Forse come solo a Montalcino accadde. E lì erano strade bianche, ma non Strade Bianche, era Giro d'Italia, edizione 2010, nonostante gli scenari fossero simili, a tratti gli stessi. E lì erano volti diventati maschere, maglie diverse diventate uguali, differenze annullate dal fango, accentuate dal fango, un carnevale ciclistico, rovesciamento e ribaltamento di tutto. E lì era un Vincenzo Nibali per la prima volta in Maglia rosa, costretto ad annaspare e a inseguire un manipolo di cacciatori da palude guidati da due cacciatori d'anguille come Cadel Evans e Alexandre Vinokourov e un piccolo principe che se ne fregava altamente del candore delle vesti, Damiano Cunego.

 

 

"Le Strade Bianche sono la prova dell'esistenza di dio: il dio del ciclismo. E sono anche la prova dell'esistenza di almeno un santo: San Cristoforo, cui è delegata la protezione, se non la sopravvivenza, degli automobilisti e dei motociclisti, dei viaggiatori e dei viandanti, probabilmente anche dei corridori e dei suiveurs", scrive Marco Pastonesi in un bellissimo libro ("La leggenda delle strade bianche", Ediciclo editore) dedicato alle strade bianche, un "piccolo omaggio alla polvere e al sudore degli eroi a pedali".

 

E una Strade Bianche così come potrebbe essere, sarà la prova che questo dio e questo santo a volte si diletta a divertire i suoi fedeli, scherzando i suoi apostoli.
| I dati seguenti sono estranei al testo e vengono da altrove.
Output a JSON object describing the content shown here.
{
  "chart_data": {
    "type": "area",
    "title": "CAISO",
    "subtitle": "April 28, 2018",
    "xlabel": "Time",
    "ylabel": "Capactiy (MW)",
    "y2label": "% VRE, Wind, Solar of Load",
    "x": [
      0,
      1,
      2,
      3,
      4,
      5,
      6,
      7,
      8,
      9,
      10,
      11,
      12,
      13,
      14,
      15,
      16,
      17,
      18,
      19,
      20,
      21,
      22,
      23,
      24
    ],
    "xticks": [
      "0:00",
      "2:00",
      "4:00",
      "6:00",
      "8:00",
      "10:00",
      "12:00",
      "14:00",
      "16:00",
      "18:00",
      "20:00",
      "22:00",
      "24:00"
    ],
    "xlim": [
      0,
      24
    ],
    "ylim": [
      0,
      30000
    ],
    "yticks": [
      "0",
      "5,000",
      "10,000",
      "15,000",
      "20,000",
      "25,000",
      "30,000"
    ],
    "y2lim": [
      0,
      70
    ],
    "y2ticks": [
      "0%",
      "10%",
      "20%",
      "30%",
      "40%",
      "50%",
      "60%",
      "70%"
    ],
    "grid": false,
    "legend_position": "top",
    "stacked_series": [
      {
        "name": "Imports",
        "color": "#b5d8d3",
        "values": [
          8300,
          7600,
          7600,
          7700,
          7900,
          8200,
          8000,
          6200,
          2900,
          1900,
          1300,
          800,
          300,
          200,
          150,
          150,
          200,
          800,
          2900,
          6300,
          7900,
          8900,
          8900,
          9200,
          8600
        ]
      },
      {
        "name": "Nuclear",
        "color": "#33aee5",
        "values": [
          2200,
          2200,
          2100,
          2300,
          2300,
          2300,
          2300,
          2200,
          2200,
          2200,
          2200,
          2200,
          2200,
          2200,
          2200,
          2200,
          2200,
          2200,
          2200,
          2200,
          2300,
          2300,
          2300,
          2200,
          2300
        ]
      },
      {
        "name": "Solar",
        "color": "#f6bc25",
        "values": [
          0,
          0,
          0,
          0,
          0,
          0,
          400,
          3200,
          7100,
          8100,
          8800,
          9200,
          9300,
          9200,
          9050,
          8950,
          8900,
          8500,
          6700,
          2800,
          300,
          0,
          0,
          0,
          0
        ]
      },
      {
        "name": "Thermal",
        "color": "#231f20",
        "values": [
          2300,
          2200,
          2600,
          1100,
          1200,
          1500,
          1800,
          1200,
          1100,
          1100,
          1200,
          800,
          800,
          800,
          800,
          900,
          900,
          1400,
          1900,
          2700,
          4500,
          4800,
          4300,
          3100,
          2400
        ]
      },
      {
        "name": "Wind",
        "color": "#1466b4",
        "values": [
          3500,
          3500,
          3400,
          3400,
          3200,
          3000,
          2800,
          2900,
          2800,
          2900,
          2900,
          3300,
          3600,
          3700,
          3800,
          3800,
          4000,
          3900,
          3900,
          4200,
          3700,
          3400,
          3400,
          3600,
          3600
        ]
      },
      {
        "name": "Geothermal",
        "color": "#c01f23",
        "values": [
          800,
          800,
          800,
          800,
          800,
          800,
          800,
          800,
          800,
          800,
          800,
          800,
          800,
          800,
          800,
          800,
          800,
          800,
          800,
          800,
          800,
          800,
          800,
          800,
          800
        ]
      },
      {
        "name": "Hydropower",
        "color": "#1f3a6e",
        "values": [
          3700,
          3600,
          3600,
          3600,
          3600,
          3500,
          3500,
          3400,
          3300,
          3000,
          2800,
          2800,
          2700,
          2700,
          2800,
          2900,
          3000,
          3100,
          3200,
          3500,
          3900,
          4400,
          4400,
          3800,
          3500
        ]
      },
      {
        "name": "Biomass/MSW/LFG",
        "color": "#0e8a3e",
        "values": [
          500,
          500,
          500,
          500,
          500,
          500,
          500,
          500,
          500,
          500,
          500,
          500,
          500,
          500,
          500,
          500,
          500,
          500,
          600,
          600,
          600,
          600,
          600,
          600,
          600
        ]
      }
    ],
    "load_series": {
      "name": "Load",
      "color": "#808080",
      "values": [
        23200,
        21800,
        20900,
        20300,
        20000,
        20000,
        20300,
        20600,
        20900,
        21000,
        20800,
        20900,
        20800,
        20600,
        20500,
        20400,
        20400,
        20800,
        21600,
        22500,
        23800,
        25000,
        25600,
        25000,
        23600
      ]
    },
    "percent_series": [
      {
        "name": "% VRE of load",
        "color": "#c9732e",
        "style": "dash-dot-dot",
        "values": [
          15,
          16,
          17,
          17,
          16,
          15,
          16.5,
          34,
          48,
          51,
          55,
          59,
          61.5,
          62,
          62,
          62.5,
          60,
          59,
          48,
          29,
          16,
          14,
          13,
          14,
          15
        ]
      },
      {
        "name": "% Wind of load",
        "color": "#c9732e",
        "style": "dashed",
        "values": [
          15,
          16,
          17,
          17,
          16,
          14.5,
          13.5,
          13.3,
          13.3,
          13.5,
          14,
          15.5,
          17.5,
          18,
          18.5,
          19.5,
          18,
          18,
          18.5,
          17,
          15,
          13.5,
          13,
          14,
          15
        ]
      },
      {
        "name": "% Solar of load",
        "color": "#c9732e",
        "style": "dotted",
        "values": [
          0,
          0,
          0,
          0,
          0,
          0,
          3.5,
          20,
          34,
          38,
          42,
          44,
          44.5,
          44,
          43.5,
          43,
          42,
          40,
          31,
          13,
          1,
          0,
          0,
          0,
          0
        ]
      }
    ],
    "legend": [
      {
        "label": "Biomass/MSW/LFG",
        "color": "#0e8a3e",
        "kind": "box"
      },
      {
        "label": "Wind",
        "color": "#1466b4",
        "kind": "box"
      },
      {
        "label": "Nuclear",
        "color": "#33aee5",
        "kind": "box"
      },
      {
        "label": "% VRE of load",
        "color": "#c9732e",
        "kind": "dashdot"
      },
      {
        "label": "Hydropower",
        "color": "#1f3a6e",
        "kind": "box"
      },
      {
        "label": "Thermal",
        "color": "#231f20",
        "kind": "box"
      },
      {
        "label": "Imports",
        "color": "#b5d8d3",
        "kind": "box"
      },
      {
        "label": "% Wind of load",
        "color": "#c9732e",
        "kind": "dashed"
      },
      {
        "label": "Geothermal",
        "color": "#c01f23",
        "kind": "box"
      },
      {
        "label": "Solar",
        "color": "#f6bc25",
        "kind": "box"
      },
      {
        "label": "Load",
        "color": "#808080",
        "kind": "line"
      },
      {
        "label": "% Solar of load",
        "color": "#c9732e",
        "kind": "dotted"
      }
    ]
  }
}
Perché una corsa ha sempre qualcosa da dire, indipendentemente dal percorso, ma quando si corre sulle pietre o sullo sterro, quando “si dimentica il progresso e abbraccia la sua origine, quindi era un mondo prima del motore e di quello scuro e liscio scorrere senza sobbalzi che tutti hanno imparato a chiamare asfalto” (a dirla con Rino Negri e con il suo "Ciclismo nel mondo"), ecco che ha qualcosa da dire di più, di ulteriore, di ancor più magnifico.

 

Lo si vede ogni anno all'Eroica, nel Chianti più vero, e in quelle altre eroiche che ormai si sono sparse un po' in tutto il mondo; in quel verbo biciclettaro, più che ciclistico, in quella strana mistura di anime e di uomini, di appassionati di lunga data e di nuovi adepti anche fosse solo per un giorno, che alle ruote che scorrono lì dove la modernità aveva quasi preteso di non farle più scorrere. È un gesto di ribellione lo sterrato, un altro mondo, almeno ciclistico, che prende le forme di un piccolo mondo antico che però antico non è più, che è in realtà iper moderno, perché scenario nuovo e magnifico, terra di conquista che fa sognare, in quanto inconsueta e improbabile e proprio per questo unica.